This chapter lays out a theory of elected branch-judiciary relations, which anchors individual interests and strategies in perceptions, ideas, and norms. It offers an explanation of the observed shift, detailed in Chapter 1, in emphasis of attacks on judicial authority, that is, a move from undermining judicial legitimacy to harnessing judicial power, which, in its general outlines, pivots the years of Civil War and Reconstruction.
Strategic-interest models offer one possible explanation for the harnessing strategy: deference to judicial authority may serve political purposes. Yet, many of these theories tend to take preferences as given – even if they are institutionally constrained – and hold the underlying parameters of rationality constant; the ideas and norms constituting the boundaries of rationality and structuring the range of legitimate political choices are not themselves closely scrutinized. In short, they “relegate ideas, however they are conceived, to the sidelines in explanatory accounts of political processes.” As such, ideas are often viewed as derivative of or epiphenomenal to interests rather than constituting them.
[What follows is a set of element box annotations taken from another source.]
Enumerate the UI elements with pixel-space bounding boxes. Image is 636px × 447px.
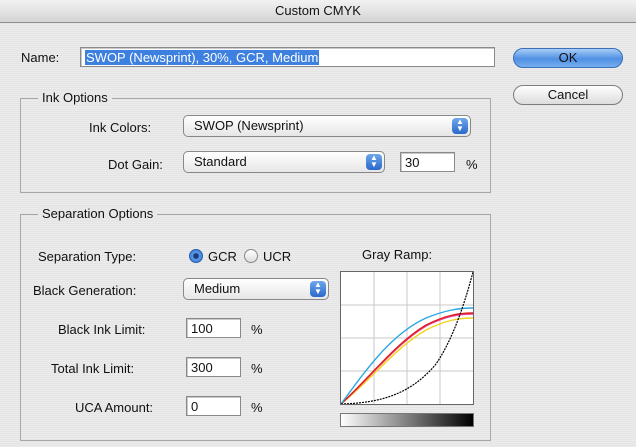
ink-colors-popup[interactable]: SWOP (Newsprint) ▲ ▼ [183, 115, 471, 137]
gcr-label: GCR [208, 249, 237, 264]
black-ink-limit-percent-sign: % [251, 322, 263, 337]
black-generation-popup[interactable]: Medium ▲ ▼ [183, 278, 329, 300]
ink-options-legend: Ink Options [38, 90, 112, 105]
cancel-button[interactable]: Cancel [513, 85, 623, 105]
popup-arrows-icon: ▲ ▼ [310, 281, 326, 297]
dot-gain-label: Dot Gain: [108, 157, 163, 172]
black-generation-label: Black Generation: [33, 283, 137, 298]
uca-amount-label: UCA Amount: [75, 400, 154, 415]
ok-button[interactable]: OK [513, 48, 623, 68]
uca-amount-percent-sign: % [251, 400, 263, 415]
name-field[interactable]: SWOP (Newsprint), 30%, GCR, Medium [80, 47, 495, 67]
ink-options-group [20, 98, 491, 193]
gray-ramp-label: Gray Ramp: [362, 247, 433, 262]
uca-amount-field[interactable]: 0 [186, 396, 241, 416]
ink-colors-value: SWOP (Newsprint) [194, 118, 304, 133]
dot-gain-popup[interactable]: Standard ▲ ▼ [183, 151, 385, 173]
total-ink-limit-label: Total Ink Limit: [51, 361, 135, 376]
total-ink-limit-percent-sign: % [251, 361, 263, 376]
black-ink-limit-field[interactable]: 100 [186, 318, 241, 338]
popup-arrows-icon: ▲ ▼ [452, 118, 468, 134]
gray-ramp-gradient-bar [340, 413, 474, 427]
ucr-radio[interactable] [244, 249, 258, 263]
gcr-radio[interactable] [189, 249, 203, 263]
separation-type-label: Separation Type: [38, 249, 137, 264]
dot-gain-percent-sign: % [466, 157, 478, 172]
dot-gain-value: Standard [194, 154, 247, 169]
ink-colors-label: Ink Colors: [89, 120, 152, 135]
name-field-value: SWOP (Newsprint), 30%, GCR, Medium [85, 50, 320, 65]
separation-options-legend: Separation Options [38, 206, 158, 221]
window-title: Custom CMYK [0, 0, 636, 23]
ucr-label: UCR [263, 249, 292, 264]
name-label: Name: [21, 50, 60, 65]
black-generation-value: Medium [194, 281, 241, 296]
dot-gain-percent-field[interactable]: 30 [400, 152, 455, 172]
gray-ramp-graph [340, 271, 474, 405]
gray-ramp-curves [340, 271, 474, 405]
custom-cmyk-dialog: Custom CMYK Name: SWOP (Newsprint), 30%,… [0, 0, 636, 447]
total-ink-limit-field[interactable]: 300 [186, 357, 241, 377]
black-ink-limit-label: Black Ink Limit: [58, 322, 146, 337]
popup-arrows-icon: ▲ ▼ [366, 154, 382, 170]
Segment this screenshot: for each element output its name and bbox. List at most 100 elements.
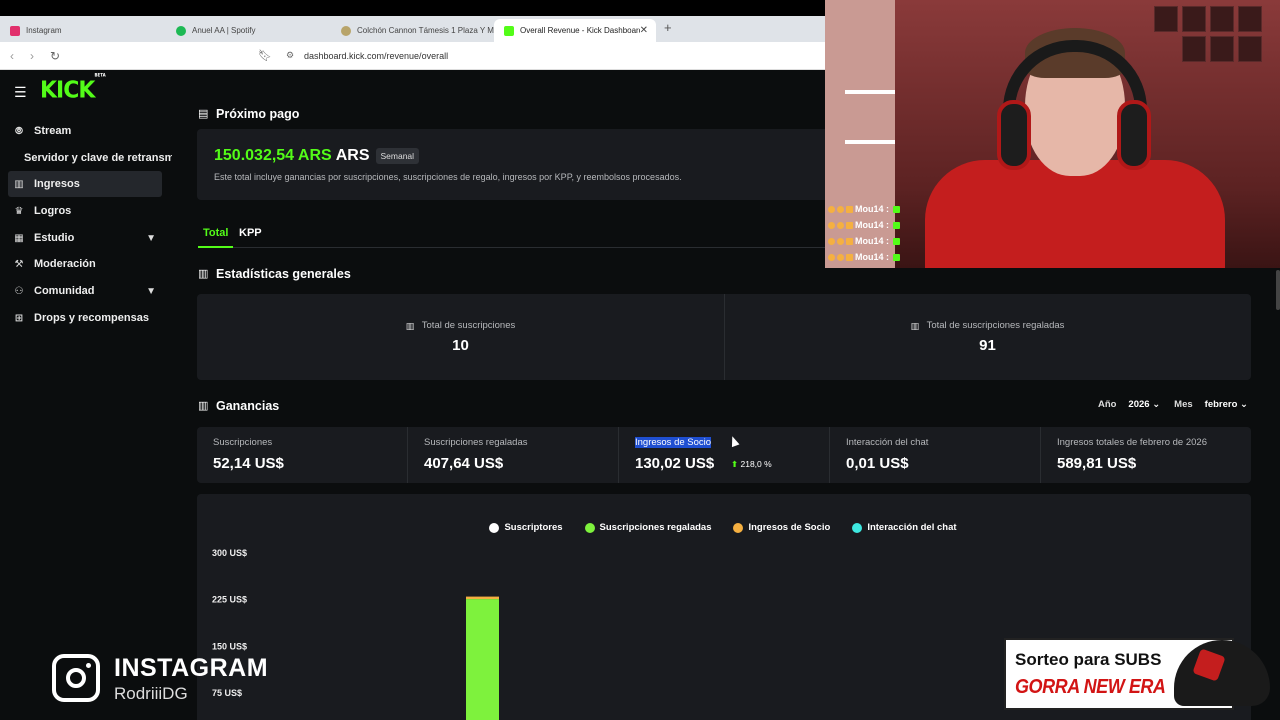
back-icon[interactable]: ‹ (10, 49, 14, 63)
poster (1182, 36, 1206, 62)
reload-icon[interactable]: ↻ (50, 49, 60, 63)
chat-line: Mou14 : (828, 220, 902, 230)
chat-username: Mou14 : (855, 252, 890, 262)
y-tick-label: 225 US$ (212, 595, 247, 605)
sidebar-item-stream[interactable]: ⦾ Stream (8, 118, 162, 144)
bar-segment[interactable] (466, 599, 499, 720)
sidebar-item-comunidad[interactable]: ⚇ Comunidad ▼ (8, 278, 162, 304)
browser-top-bar (0, 0, 825, 16)
new-tab-icon[interactable]: + (664, 20, 672, 35)
tab-spotify[interactable]: Anuel AA | Spotify (166, 19, 331, 42)
legend-dot-icon (733, 522, 744, 533)
kick-logo[interactable]: KICKBETA (40, 72, 106, 104)
forward-icon[interactable]: › (30, 49, 34, 63)
site-info-icon[interactable]: ⚙ (286, 50, 296, 60)
badge-icon (846, 237, 853, 245)
studio-icon: ▦ (14, 232, 24, 244)
headset-ear-right (1117, 100, 1151, 170)
instagram-handle: RodriiiDG (114, 684, 188, 703)
active-tab-indicator (198, 246, 233, 248)
sidebar-item-estudio[interactable]: ▦ Estudio ▼ (8, 225, 162, 251)
sidebar-item-ingresos[interactable]: ▥ Ingresos (8, 171, 162, 197)
badge-icon (846, 221, 853, 229)
stats-title: ▥ Estadísticas generales (198, 267, 351, 281)
logo-badge: BETA (94, 71, 106, 78)
legend-dot-icon (489, 522, 500, 533)
instagram-icon (52, 654, 100, 702)
stat-total-subs: ▥ Total de suscripciones 10 (197, 294, 724, 380)
payout-card: 150.032,54 ARS ARS Semanal Este total in… (197, 129, 829, 200)
chat-line: Mou14 : (828, 204, 902, 214)
wrench-icon: ⚒ (14, 258, 24, 270)
earning-value: 407,64 US$ (424, 455, 504, 472)
earning-value: 589,81 US$ (1057, 455, 1137, 472)
earning-label: Ingresos de Socio (635, 437, 712, 448)
earnings-title-text: Ganancias (216, 399, 280, 413)
emote-icon (893, 253, 901, 261)
month-value: febrero (1204, 399, 1238, 410)
growth-indicator: ⬆ 218,0 % (731, 459, 772, 470)
tab-instagram[interactable]: Instagram (0, 19, 166, 42)
earnings-title: ▥ Ganancias (198, 399, 279, 413)
payout-icon: ▤ (198, 108, 209, 120)
legend-label: Suscripciones regaladas (599, 522, 712, 533)
sidebar-item-label: Ingresos (34, 178, 80, 190)
legend-dot-icon (852, 522, 863, 533)
badge-icon (828, 237, 835, 245)
bookmark-icon[interactable]: 🔖︎ (258, 49, 272, 62)
badge-icon (837, 221, 844, 229)
legend-label: Suscriptores (504, 522, 563, 533)
chart-icon: ▥ (910, 320, 920, 331)
bar-segment[interactable] (466, 596, 499, 600)
earning-total: Ingresos totales de febrero de 2026 589,… (1041, 427, 1251, 483)
sidebar-item-drops[interactable]: ⊞ Drops y recompensas (8, 305, 162, 331)
chat-line: Mou14 : (828, 252, 902, 262)
legend-item[interactable]: Suscripciones regaladas (584, 522, 712, 533)
earning-partner: Ingresos de Socio 130,02 US$ ⬆ 218,0 % (619, 427, 830, 483)
badge-icon (837, 253, 844, 261)
poster (1238, 36, 1262, 62)
tab-kpp[interactable]: KPP (239, 227, 262, 239)
legend-label: Interacción del chat (867, 522, 957, 533)
chat-username: Mou14 : (855, 236, 890, 246)
sidebar-item-server-key[interactable]: Servidor y clave de retransmisión (24, 152, 172, 164)
legend-dot-icon (584, 522, 595, 533)
badge-icon (837, 205, 844, 213)
earning-chat: Interacción del chat 0,01 US$ (830, 427, 1041, 483)
scrollbar[interactable] (1276, 270, 1280, 310)
earning-label: Ingresos totales de febrero de 2026 (1057, 437, 1207, 448)
legend-item[interactable]: Suscriptores (489, 522, 563, 533)
sidebar-item-moderacion[interactable]: ⚒ Moderación (8, 251, 162, 277)
chat-line: Mou14 : (828, 236, 902, 246)
url-input[interactable]: ⚙ dashboard.kick.com/revenue/overall (280, 46, 825, 66)
sidebar-item-label: Moderación (34, 258, 96, 270)
stat-total-gifted-subs: ▥ Total de suscripciones regaladas 91 (724, 294, 1251, 380)
chevron-down-icon: ▼ (146, 285, 156, 297)
giveaway-title: Sorteo para SUBS (1015, 650, 1162, 669)
payout-currency: ARS (335, 147, 370, 164)
month-select[interactable]: febrero ⌄ (1205, 399, 1248, 410)
year-select[interactable]: 2026 ⌄ (1128, 399, 1160, 410)
sidebar: ☰ KICKBETA ⦾ Stream Servidor y clave de … (0, 70, 172, 720)
tab-total[interactable]: Total (203, 227, 228, 239)
legend-item[interactable]: Interacción del chat (852, 522, 957, 533)
sidebar-item-logros[interactable]: ♛ Logros (8, 198, 162, 224)
spotify-favicon-icon (176, 25, 186, 36)
close-tab-icon[interactable]: ✕ (640, 25, 648, 36)
year-label: Año (1097, 399, 1117, 410)
tab-kick-dashboard[interactable]: Overall Revenue - Kick Dashboard ✕ (494, 19, 656, 42)
stat-label: Total de suscripciones regaladas (926, 320, 1065, 331)
earning-subs: Suscripciones 52,14 US$ (197, 427, 408, 483)
payout-title-text: Próximo pago (216, 107, 300, 121)
logo-text: KICK (40, 77, 95, 104)
url-text: dashboard.kick.com/revenue/overall (304, 51, 449, 61)
poster (1238, 6, 1262, 32)
webcam-overlay: Mou14 : Mou14 : Mou14 : Mou14 : (825, 0, 1280, 268)
menu-icon[interactable]: ☰ (14, 84, 27, 101)
tab-colchon[interactable]: Colchón Cannon Támesis 1 Plaza Y M (331, 19, 494, 42)
poster (1182, 6, 1206, 32)
legend-item[interactable]: Ingresos de Socio (733, 522, 830, 533)
sidebar-item-label: Comunidad (34, 285, 95, 297)
earning-label: Suscripciones (213, 437, 273, 448)
giveaway-overlay: Sorteo para SUBS GORRA NEW ERA (1004, 638, 1274, 710)
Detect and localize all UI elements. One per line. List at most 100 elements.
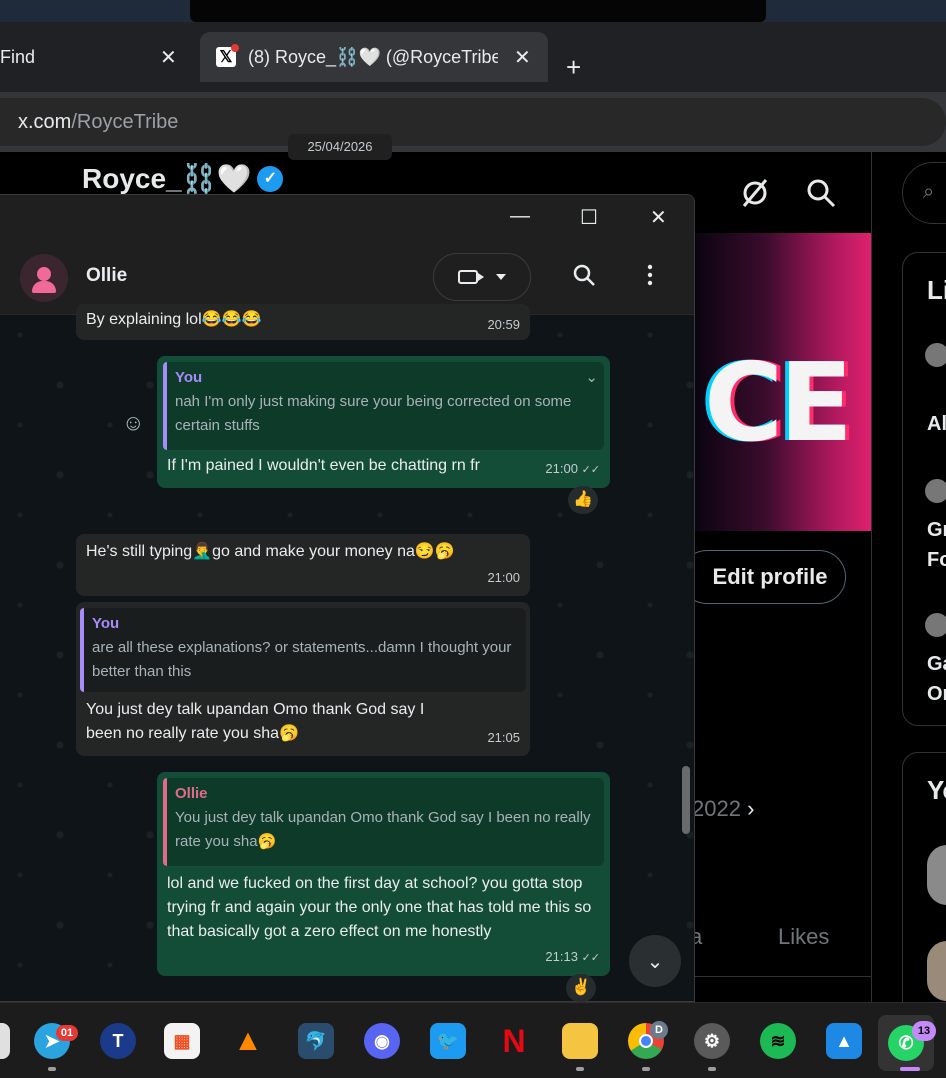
address-bar-area: x.com/RoyceTribe (0, 92, 946, 152)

However, entrenched ideas, like norms and institutions, limit and motivate political action. Entrenched ideas constrain how challenges to a political regime can take shape: “challengers to a dominant regime do not operate in an empty playing field, but are forced to challenge inherited norms and institutions, or to adapt their insurgency to the regime they seek to dislodge.” Political agents are situated in an inherited regime of ideas and institutions that set the boundaries and delimit the range of legitimate preferences.